Glenn Close in Dublin for movie premiere
ORLA TINSLEY
ACTOR GLENN Close cheerfully dispelled the notion of Oscar rivalry with fellow actor Meryl Streep at a film premiere in Dublin at the weekend.
“People would like to think so,” quipped Ms Close, the six-time nominated actor, speaking on the red carpet at Dublin’s Savoy Cinema. She was in Ireland for a special screening of the movie Albert Nobbs as part of the Jameson Dublin International Film Festival. Both Close and Streep are nominated for Best Actress in a Leading Role next Saturday night – Close for the role of Albert Nobbs, which she co-wrote, produced and starred in; and Streep for her role as Margaret Thatcher in The Iron Lady .
“I’m so thrilled for our team to be nominated,” Ms Close said, glowing in an emerald green dress. She was delighted to be in Ireland. “It would never be the movie that it is if it hadn’t been done here,” she said.
The film recently won three Irish Film and Television Awards, including an International Actress award for Close, and has been nominated for two Oscars, including Best Actress in a Supporting Role for Janet McTeer.
The film is based on a short story by Irish novelist George Moore and was shot almost entirely at Cabinteely House in Dublin. It tells the convoluted story of a woman in 19th-century Ireland who is gang raped in her early teens and makes the decision to disguise herself as a man to live and work as a waiter at Morrison’s Hotel.
Close started her journey with Albert when she played the character in a 1982 off-Broadway production and said she was struck how the audience were consistently blindsided by the tale of survival. The actor, who grew up in a cult until she was 22, said despite the 14 years the film took to make, its issues of identity were still relevant to an audience today.
“She [Albert] chose a very smart thing to disappear into, a profession in which you’re supposed to be invisible, but you take the trauma with you,” she said. “We all know more and more today about post-traumatic-stress disorder and what that does to you.”

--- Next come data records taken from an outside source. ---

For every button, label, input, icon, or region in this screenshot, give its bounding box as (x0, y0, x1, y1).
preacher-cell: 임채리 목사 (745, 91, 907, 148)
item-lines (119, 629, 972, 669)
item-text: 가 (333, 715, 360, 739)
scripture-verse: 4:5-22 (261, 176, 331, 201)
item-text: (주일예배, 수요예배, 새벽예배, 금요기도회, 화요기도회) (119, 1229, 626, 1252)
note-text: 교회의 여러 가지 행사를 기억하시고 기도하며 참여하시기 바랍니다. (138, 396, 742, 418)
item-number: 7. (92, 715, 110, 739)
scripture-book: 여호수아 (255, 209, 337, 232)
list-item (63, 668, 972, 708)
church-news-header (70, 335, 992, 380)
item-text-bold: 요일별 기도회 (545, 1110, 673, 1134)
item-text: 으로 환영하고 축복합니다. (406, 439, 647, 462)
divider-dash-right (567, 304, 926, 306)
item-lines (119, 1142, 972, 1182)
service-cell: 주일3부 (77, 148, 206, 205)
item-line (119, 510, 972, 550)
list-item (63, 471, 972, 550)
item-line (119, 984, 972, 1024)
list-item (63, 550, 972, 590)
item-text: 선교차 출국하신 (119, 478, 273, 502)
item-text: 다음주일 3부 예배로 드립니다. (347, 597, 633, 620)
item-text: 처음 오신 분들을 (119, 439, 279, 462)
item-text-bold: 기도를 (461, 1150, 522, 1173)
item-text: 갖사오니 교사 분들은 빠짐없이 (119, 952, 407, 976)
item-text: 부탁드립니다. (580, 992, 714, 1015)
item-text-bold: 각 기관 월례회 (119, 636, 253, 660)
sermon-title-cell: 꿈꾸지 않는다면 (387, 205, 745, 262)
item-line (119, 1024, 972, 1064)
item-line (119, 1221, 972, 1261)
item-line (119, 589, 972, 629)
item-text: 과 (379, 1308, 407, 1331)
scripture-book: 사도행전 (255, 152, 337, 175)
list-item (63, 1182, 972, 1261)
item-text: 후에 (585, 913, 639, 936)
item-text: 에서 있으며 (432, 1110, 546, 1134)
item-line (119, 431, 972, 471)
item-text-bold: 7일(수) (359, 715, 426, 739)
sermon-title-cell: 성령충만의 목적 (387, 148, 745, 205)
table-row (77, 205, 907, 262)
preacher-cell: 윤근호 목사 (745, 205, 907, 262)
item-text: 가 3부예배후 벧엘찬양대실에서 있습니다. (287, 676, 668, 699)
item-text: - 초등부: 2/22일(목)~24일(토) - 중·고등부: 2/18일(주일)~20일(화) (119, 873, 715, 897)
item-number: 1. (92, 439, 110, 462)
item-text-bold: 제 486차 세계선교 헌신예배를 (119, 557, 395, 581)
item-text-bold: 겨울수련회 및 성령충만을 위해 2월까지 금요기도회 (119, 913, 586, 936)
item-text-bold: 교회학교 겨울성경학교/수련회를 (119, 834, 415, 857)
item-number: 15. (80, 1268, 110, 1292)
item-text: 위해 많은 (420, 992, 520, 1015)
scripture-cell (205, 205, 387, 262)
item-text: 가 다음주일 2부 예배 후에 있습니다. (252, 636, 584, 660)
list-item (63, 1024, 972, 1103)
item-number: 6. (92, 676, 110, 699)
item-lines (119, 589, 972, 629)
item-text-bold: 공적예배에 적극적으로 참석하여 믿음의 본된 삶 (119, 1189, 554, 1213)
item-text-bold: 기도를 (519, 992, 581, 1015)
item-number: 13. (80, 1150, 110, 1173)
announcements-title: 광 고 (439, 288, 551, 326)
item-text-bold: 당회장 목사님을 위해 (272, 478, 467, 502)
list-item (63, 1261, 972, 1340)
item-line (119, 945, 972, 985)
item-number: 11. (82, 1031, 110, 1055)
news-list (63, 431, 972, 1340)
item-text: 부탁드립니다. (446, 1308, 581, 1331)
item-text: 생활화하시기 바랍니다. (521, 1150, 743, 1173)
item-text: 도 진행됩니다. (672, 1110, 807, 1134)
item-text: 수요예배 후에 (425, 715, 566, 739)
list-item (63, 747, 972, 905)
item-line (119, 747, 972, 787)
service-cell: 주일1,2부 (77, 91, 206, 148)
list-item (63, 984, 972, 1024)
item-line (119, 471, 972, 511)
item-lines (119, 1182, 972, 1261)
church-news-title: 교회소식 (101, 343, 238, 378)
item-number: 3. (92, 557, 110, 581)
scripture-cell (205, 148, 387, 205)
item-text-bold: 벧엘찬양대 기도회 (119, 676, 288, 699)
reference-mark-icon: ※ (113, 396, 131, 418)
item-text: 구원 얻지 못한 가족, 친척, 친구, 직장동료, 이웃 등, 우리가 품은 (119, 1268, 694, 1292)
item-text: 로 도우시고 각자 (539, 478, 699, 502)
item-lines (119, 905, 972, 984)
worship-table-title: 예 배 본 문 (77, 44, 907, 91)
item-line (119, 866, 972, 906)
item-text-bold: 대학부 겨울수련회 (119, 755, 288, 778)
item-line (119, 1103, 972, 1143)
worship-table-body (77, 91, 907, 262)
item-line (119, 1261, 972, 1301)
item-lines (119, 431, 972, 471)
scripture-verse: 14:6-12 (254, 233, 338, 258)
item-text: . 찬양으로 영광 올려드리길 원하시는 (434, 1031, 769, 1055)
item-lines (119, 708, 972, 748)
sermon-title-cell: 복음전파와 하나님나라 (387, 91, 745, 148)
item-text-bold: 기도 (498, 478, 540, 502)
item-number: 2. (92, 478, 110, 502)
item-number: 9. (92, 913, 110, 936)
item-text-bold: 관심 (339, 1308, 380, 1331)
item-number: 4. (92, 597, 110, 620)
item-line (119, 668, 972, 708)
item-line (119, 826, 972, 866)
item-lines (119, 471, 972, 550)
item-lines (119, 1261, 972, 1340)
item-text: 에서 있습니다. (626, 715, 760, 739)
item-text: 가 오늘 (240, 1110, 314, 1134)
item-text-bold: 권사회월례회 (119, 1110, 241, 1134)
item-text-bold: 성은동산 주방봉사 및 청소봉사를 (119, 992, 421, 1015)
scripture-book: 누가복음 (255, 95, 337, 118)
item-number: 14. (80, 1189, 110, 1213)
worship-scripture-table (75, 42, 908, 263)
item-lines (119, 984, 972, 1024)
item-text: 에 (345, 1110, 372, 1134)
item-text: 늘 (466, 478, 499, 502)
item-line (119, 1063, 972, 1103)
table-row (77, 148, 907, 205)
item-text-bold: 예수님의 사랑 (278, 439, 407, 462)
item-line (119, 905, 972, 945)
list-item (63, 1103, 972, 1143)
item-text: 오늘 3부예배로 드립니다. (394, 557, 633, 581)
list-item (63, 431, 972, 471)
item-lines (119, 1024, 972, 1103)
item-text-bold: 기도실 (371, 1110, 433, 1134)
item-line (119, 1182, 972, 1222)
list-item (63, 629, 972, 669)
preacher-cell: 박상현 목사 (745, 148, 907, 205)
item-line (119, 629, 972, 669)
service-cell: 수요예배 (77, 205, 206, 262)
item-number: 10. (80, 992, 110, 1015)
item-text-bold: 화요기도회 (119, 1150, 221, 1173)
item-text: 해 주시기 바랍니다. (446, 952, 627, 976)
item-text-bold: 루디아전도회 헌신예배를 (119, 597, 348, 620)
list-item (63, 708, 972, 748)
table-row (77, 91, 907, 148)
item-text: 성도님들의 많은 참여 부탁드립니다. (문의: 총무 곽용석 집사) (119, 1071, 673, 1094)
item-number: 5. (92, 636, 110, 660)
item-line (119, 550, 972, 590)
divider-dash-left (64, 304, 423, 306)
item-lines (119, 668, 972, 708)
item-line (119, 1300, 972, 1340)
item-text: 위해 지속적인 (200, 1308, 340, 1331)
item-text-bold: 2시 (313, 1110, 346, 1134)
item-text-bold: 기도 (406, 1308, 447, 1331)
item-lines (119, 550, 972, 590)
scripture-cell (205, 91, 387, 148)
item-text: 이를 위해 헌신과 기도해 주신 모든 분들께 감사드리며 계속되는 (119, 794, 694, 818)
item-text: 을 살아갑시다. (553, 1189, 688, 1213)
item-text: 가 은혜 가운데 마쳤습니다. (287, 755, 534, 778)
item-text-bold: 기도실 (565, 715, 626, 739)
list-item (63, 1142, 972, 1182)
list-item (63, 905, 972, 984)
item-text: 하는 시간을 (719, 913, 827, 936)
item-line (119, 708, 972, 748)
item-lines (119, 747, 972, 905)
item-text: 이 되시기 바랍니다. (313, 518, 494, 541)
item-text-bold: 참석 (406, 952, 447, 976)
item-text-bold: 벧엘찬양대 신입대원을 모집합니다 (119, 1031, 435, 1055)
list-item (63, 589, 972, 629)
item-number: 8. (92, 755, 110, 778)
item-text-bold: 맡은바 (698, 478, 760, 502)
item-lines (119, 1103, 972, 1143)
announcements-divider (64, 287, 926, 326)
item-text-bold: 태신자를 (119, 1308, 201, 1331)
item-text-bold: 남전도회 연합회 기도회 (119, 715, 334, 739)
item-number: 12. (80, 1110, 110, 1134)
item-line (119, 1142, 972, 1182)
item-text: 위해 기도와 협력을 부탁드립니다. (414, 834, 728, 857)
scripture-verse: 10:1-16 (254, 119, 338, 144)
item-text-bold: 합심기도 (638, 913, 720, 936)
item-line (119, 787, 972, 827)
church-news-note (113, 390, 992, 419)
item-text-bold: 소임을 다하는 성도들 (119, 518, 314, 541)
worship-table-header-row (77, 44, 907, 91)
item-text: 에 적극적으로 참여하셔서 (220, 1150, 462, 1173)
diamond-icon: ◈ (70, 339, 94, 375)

She also said women dressing as men in 19th-century Ireland was “more common than people are aware of. It was one way a woman could actually work”.
Irish writer John Banville, who co-wrote the script, said Close contacted him 10 years ago with the idea. “What I liked about this is that you never know what’s going on and we decided that from the start. It wouldn’t be about gender or sexual preference. It’s a wonderful little story about small people trying to live dignified lives,” he said.
Also at the screening were cast members Brenda Fricker and Bronagh Gallagher, and President Michael D Higgins. The President, who attended with his wife, Sabina, praised it as “a wonderful movie and wonderful production”.
Speaking to the crowd after the screening, Ms Close thanked the supporters of the film, and the Irish Film Board “from the bottom of my heart”.